Repetro: vamos aos fatos, por Luiz Paulo

  • Qui, 05 de Abril de 2018 08:50
  • Escrito por Luiz Paulo
  • luiz-paulo-incentivos-fiscais-psdb-carioca

    Pelo bem do Brasil e por justiça ao Rio de Janeiro e à população fluminense.

    Não é verdade que somos contra o Repetro. Pelo contrário, defendemos a alíquota de 3% proposta pelo Repetro nas fases de pesquisa, desenvolvimento e produção nos campos maduros. Defendemos, ainda, essa alíquota de 3% para empresas do setor de petróleo e gás, sediadas no Rio de Janeiro, garantindo geração de emprego e renda para nosso Estado. Propomos, aí sim, alíquota diferenciada – entre 7% e 12% - para a importação de máquinas e insumos produzidos fora do Estado ou País. Ao contrário do que tentam nos convencer a União e setores da mídia e do empresariado multinacional, essa medida visa, justamente, proteger a indústria local. Infelizmente, devido à complexidade do tema, as simplificações oriundas dos interesses envolvidos trazem mais desinformação do que esclarecimentos sobre tal assunto.

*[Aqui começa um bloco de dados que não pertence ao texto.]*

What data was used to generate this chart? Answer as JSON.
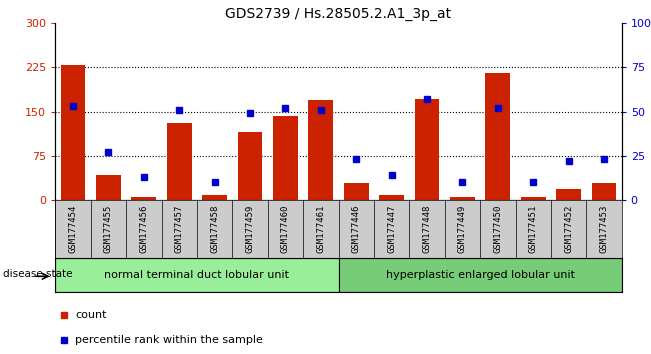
{
  "title": "GDS2739 / Hs.28505.2.A1_3p_at",
  "samples": [
    "GSM177454",
    "GSM177455",
    "GSM177456",
    "GSM177457",
    "GSM177458",
    "GSM177459",
    "GSM177460",
    "GSM177461",
    "GSM177446",
    "GSM177447",
    "GSM177448",
    "GSM177449",
    "GSM177450",
    "GSM177451",
    "GSM177452",
    "GSM177453"
  ],
  "counts": [
    228,
    42,
    5,
    130,
    8,
    115,
    143,
    170,
    28,
    8,
    172,
    5,
    215,
    5,
    18,
    28
  ],
  "percentiles": [
    53,
    27,
    13,
    51,
    10,
    49,
    52,
    51,
    23,
    14,
    57,
    10,
    52,
    10,
    22,
    23
  ],
  "group1_label": "normal terminal duct lobular unit",
  "group2_label": "hyperplastic enlarged lobular unit",
  "group1_count": 8,
  "group2_count": 8,
  "disease_state_label": "disease state",
  "ylim_left": [
    0,
    300
  ],
  "ylim_right": [
    0,
    100
  ],
  "yticks_left": [
    0,
    75,
    150,
    225,
    300
  ],
  "yticks_right": [
    0,
    25,
    50,
    75,
    100
  ],
  "bar_color": "#cc2200",
  "dot_color": "#0000cc",
  "tick_label_bg": "#cccccc",
  "group1_bg": "#99ee99",
  "group2_bg": "#77cc77",
  "legend_count_label": "count",
  "legend_pct_label": "percentile rank within the sample"
}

    Não é verdadeira a afirmação de que essa proposta de alíquota diferenciada faria empresas se retirarem do Rio de Janeiro para instalar-se em outro Estado. Estamos falando de óleo. E é, aqui, no Rio de Janeiro, que ele está localizado. Isso é fato.

    Vale lembrar que a União, junto à Petrobrás, impõe, desde a Constituição de 1988, incontáveis prejuízos ao Rio de Janeiro. No momento da Constituinte, estabeleceu-se a taxação do petróleo no destino, e não onde ele se origina, diferentemente do que ocorre com quase todos os demais produtos. Como se não bastasse, a mudança no sistema de exploração do pré-sal - de concessão para partilha - também acrescentou grande perda financeira/ano ao Estado do Rio.

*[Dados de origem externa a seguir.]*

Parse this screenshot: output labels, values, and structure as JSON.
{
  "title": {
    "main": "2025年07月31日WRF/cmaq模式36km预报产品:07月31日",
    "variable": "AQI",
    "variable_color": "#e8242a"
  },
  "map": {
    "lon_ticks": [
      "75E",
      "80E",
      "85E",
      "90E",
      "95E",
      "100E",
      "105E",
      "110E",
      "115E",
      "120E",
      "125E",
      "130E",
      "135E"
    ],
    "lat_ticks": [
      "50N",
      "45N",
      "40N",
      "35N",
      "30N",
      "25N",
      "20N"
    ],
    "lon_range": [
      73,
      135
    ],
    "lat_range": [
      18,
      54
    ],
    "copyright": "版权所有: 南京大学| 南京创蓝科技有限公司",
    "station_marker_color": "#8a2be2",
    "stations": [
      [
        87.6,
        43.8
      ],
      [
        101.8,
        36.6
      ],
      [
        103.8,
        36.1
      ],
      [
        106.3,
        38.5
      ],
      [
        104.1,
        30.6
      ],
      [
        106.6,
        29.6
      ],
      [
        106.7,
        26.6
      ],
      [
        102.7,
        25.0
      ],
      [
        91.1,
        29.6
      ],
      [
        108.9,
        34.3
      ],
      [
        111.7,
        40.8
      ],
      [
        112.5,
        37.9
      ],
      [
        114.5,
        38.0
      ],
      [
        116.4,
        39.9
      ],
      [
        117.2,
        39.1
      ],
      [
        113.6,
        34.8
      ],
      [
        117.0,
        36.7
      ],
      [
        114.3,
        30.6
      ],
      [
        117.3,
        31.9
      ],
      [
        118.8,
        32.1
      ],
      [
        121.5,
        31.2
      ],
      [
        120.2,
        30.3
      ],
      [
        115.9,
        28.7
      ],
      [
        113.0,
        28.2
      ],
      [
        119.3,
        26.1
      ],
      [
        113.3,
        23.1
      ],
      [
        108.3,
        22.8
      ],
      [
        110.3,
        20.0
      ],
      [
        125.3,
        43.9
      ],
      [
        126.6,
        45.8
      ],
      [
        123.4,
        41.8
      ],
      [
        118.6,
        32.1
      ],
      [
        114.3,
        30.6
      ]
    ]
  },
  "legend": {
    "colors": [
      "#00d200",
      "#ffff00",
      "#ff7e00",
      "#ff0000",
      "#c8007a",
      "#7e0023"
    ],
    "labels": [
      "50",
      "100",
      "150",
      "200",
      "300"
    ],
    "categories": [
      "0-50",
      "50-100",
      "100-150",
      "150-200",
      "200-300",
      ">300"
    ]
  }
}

    A última decisão do Tribunal de Contas da União, ao excluir 2 valiosos lotes da Bacia de Santos do Leilão acontecido no último dia 29 de março, justamente para incluí-los no sistema de partilha, provocará prejuízo, ao Rio de Janeiro, de mais alguns bilhões de reais.

    E tem mais: para o Comperj, foram concedidos mais de 3 bilhões em benefícios fiscais. A promessa de geração de emprego e renda em Itaboraí esbarrou na corrupção e na má gestão resultando, tão somente, na derrocada da cidade, que hoje se encontra completamente abandonada, além de mais um enorme prejuízo financeiro ao Estado.

    É isso que precisamos discutir, compreendendo a grandiosidade do país, as diferentes possibilidades e dificuldades de cada Estado. Sem torcidas, distorções, com argumentos e números reais. Pelo bem do Brasil e por justiça ao Rio de Janeiro e à população fluminense.